Нам сказали, что, скорее всего, в течение нескольких дней Кейт будет тошнить, но рвота
началась уже через два часа. Брайан нажал кнопку вызова, и в палату вошла медсестра.
– Мы дадим ей реглан,[9] – сообщила она и исчезла.
Когда Кейт не рвало, она плакала. Я сидела на краю кровати, и она фактически лежала у
меня на коленях. Медсестры не успевали ухаживать за больными. Сбиваясь с ног, они
ставили капельницу с противорвотным, несколько минут наблюдали за реакцией Кейт, но их
тут же звали куда-то еще, и все сваливалось на нас. Брайан, раньше выходивший из комнаты,
если кого-то из детей тошнило, теперь вытирал ей лоб, держал за худенькие плечики,
промокал салфеткой рот.
– Ты выдержишь, – бормотал он каждый раз, когда она сплевывала, скорее всего
разговаривая с самим собой.
Моя выдержка тоже удивляла. С упрямой решимостью я бегала туда-сюда, вынося
тазики с рвотной массой. Если сосредоточиться на сооружении ограждений из мешков с
песком, можно не обращать внимания на приближающееся цунами.
Иначе можно просто сойти с ума.
Брайан привез Джесси в больницу для обычного анализа крови из пальца.
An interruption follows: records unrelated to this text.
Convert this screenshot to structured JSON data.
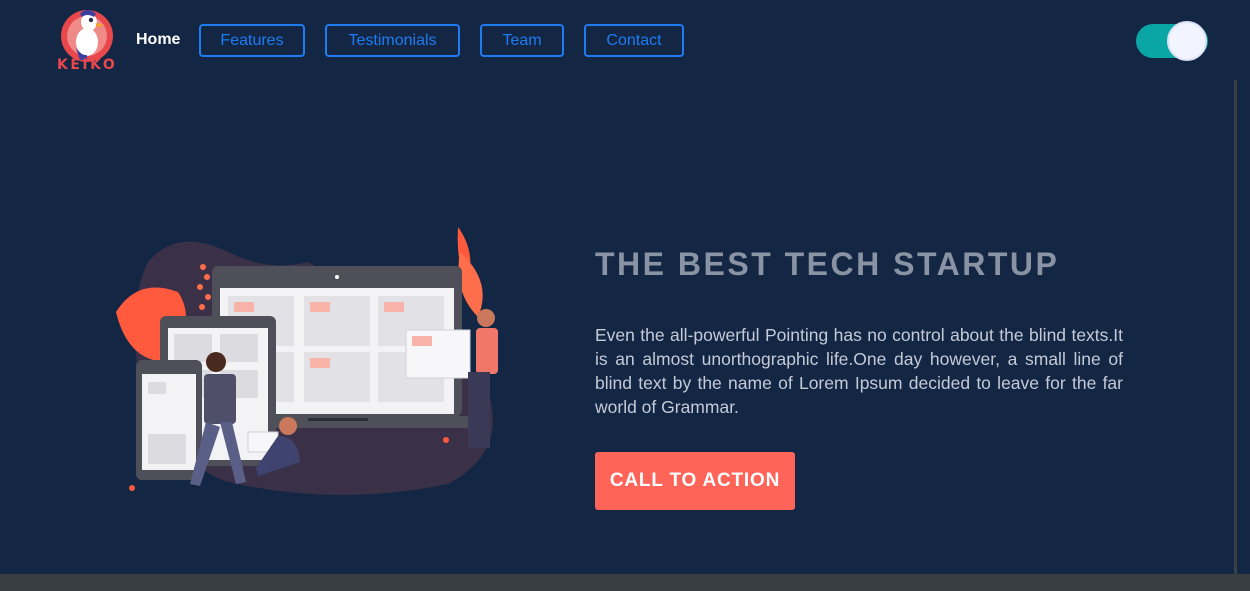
{
  "brand": {
    "name": "KEIKO"
  },
  "nav": {
    "home": "Home",
    "items": [
      "Features",
      "Testimonials",
      "Team",
      "Contact"
    ]
  },
  "theme_toggle": {
    "state": "on"
  },
  "hero": {
    "title": "THE BEST TECH STARTUP",
    "body": "Even the all-powerful Pointing has no control about the blind texts.It is an almost unorthographic life.One day however, a small line of blind text by the name of Lorem Ipsum decided to leave for the far world of Grammar.",
    "cta": "CALL TO ACTION"
  },
  "colors": {
    "background": "#132644",
    "nav_accent": "#1e7cf2",
    "toggle": "#0aa6a6",
    "cta": "#ff6459",
    "title": "#8993a3"
  }
}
Кроме
Брайана, его держали два врача, а он кричал на всю больницу. Я стояла в стороне, скрестив
на груди руки, и мои мысли возвращались к Кейт, которая два дня назад перестала кричать
во время процедур.
Врачи посмотрят на образец крови Джесси и смогут проанализировать невидимые
шесть белков. Если эти шесть белков такие же, как у Кейт, это будет означать, что они с
Джесси HLA-совместимы и он может быть донором костного мозга для своей сестры.
«Сколько шансов, что выпадет шесть из шести?» – думала я.
Столько же, сколько и заболеть лейкемией.
Лаборант ушла с образцом крови, и Джесси отпустили. Он бросился ко мне.
– Мама, меня укололи. – Он протянул мне свой заклеенный пластырем палец и
прижался горячим, заплаканным лицом к моей щеке.
Я крепко обняла его. Я шептала ему что-то успокаивающее. Но мне было очень, очень
трудно жалеть его.
– К сожалению, ваш сын не сможет быть донором, – сказал доктор Шанс.
Мой взгляд остановился на высохшем растении, которое все еще стояло на
подоконнике. Кто-то должен его выбросить. Кто-то должен поставить вместо него орхидеи
или еще что-то цветущее.
– Возможно, найдется совместимый неродственный донор в национальном реестре.
Брайан напряженно наклонился вперед.
– Но вы говорили, что пересадка костного мозга от неродственного донора опасна.
– Да, говорил, – согласился доктор Шанс. – Но иногда это все, что можно сделать.
Я посмотрела на него.
– А если мы не найдем совместимого донора?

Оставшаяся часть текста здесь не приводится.